Ce qui est nouveau dans le capitalisme occidental apparaît désormais sous le nom de "nouveau consensus de Washington», un réaménagement de la politique économique occidentale provoqué principalement par la montée de la Chine en tant que nouvelle puissance économique qui rivalise globalement avec celles qui sont au centre du système impérialiste, formé et dirigé par les États-Unis, mais composé de l'Europe, du Japon, du Canada, etc. Ce réaménagement, qui n'affecte pas significativement la « suprématie » de la finance, survient désormais aussi du fait de la crise des politiques néolibérales génératrices de croissance et des tensions distributives au sein de ces nations.

Au cœur de cette réorientation se trouve ce qu'on a appelé le néo-industrialisme. "Le nouveau consensus de Washington" - a résumé Michael Roberts dans un article sur votre blog – « vise à maintenir l'hégémonie du capital américain et de ses petits alliés par une nouvelle approche », c'est-à-dire une nouvelle politique industrielle qui vise à garantir principalement à la principale puissance impérialiste (mais aussi aux plus petites et associées) le maintien de hégémonie dans la production de nouvelles technologies et des produits marchands qui en découlent, ainsi que dans l'obtention des intrants nécessaires à leur production.

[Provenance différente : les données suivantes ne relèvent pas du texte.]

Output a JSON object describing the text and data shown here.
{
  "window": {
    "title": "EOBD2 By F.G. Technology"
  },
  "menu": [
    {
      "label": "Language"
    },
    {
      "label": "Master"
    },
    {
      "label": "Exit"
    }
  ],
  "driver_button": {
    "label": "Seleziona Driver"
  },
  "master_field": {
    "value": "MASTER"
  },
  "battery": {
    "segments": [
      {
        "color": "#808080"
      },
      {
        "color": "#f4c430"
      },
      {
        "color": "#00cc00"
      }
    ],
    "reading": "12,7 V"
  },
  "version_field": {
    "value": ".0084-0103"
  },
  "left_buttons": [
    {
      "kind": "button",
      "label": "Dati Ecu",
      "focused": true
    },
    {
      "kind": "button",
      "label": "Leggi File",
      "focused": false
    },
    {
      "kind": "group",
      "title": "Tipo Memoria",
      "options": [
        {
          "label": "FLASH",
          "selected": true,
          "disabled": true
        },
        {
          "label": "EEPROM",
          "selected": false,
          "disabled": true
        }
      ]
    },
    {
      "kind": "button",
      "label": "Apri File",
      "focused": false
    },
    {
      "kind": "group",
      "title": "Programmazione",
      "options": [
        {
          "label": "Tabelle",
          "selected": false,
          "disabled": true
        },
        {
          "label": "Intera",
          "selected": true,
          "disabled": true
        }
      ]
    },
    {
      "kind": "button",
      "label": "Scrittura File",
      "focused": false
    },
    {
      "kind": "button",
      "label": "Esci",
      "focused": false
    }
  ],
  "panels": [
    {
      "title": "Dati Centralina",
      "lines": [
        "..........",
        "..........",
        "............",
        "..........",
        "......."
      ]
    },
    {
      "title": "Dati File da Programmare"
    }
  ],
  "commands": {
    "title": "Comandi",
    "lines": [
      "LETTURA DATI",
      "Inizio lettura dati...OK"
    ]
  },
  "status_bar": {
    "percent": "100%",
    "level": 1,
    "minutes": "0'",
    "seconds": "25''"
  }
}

Gray Anderson, dans un article récent posté sur le site la terre est ronde mentionné qu'une « logique stratégique alimente cette campagne nationale d'investissement aux États-Unis » et ses alliés ; voir, il cherche à "repositionner la production de certains biens sur le continent américain", ainsi qu'à garantir à l'étranger "l'accès aux mines de lithium" et à d'autres matériaux importants qui permettent la production de micropuces, "dans une tentative militarisée de vaincre la Chine ” . Il est évident que la guerre actuelle en Ukraine, dirigée et forcée par les États-Unis, mais initiée par la Russie, fait partie de cette stratégie.

Enfin, il faut dire que la politique industrielle mise en œuvre jusqu'à récemment par le néolibéralisme se modifie dans les pays centraux, mais le néolibéralisme lui-même n'est pas écarté. En tant que rationalité qui vise à favoriser une sociabilité asociale (c'est-à-dire individualiste, narcissique et axée sur l'entrepreneuriat), elle ne cessera pas d'exister et de prospérer. Comme l'a déclaré Alejandro Péres Polo dans article très actuel, cette sociabilité, ainsi que la montée de l'extrême droite qui en résulte, est une expression du déclin de l'Occident.

* Eleutério FS Prado est professeur titulaire et senior au département d'économie de l'USP. Auteur, entre autres livres, de De la logique de la critique de l'économie politique (combats anticapitalistes).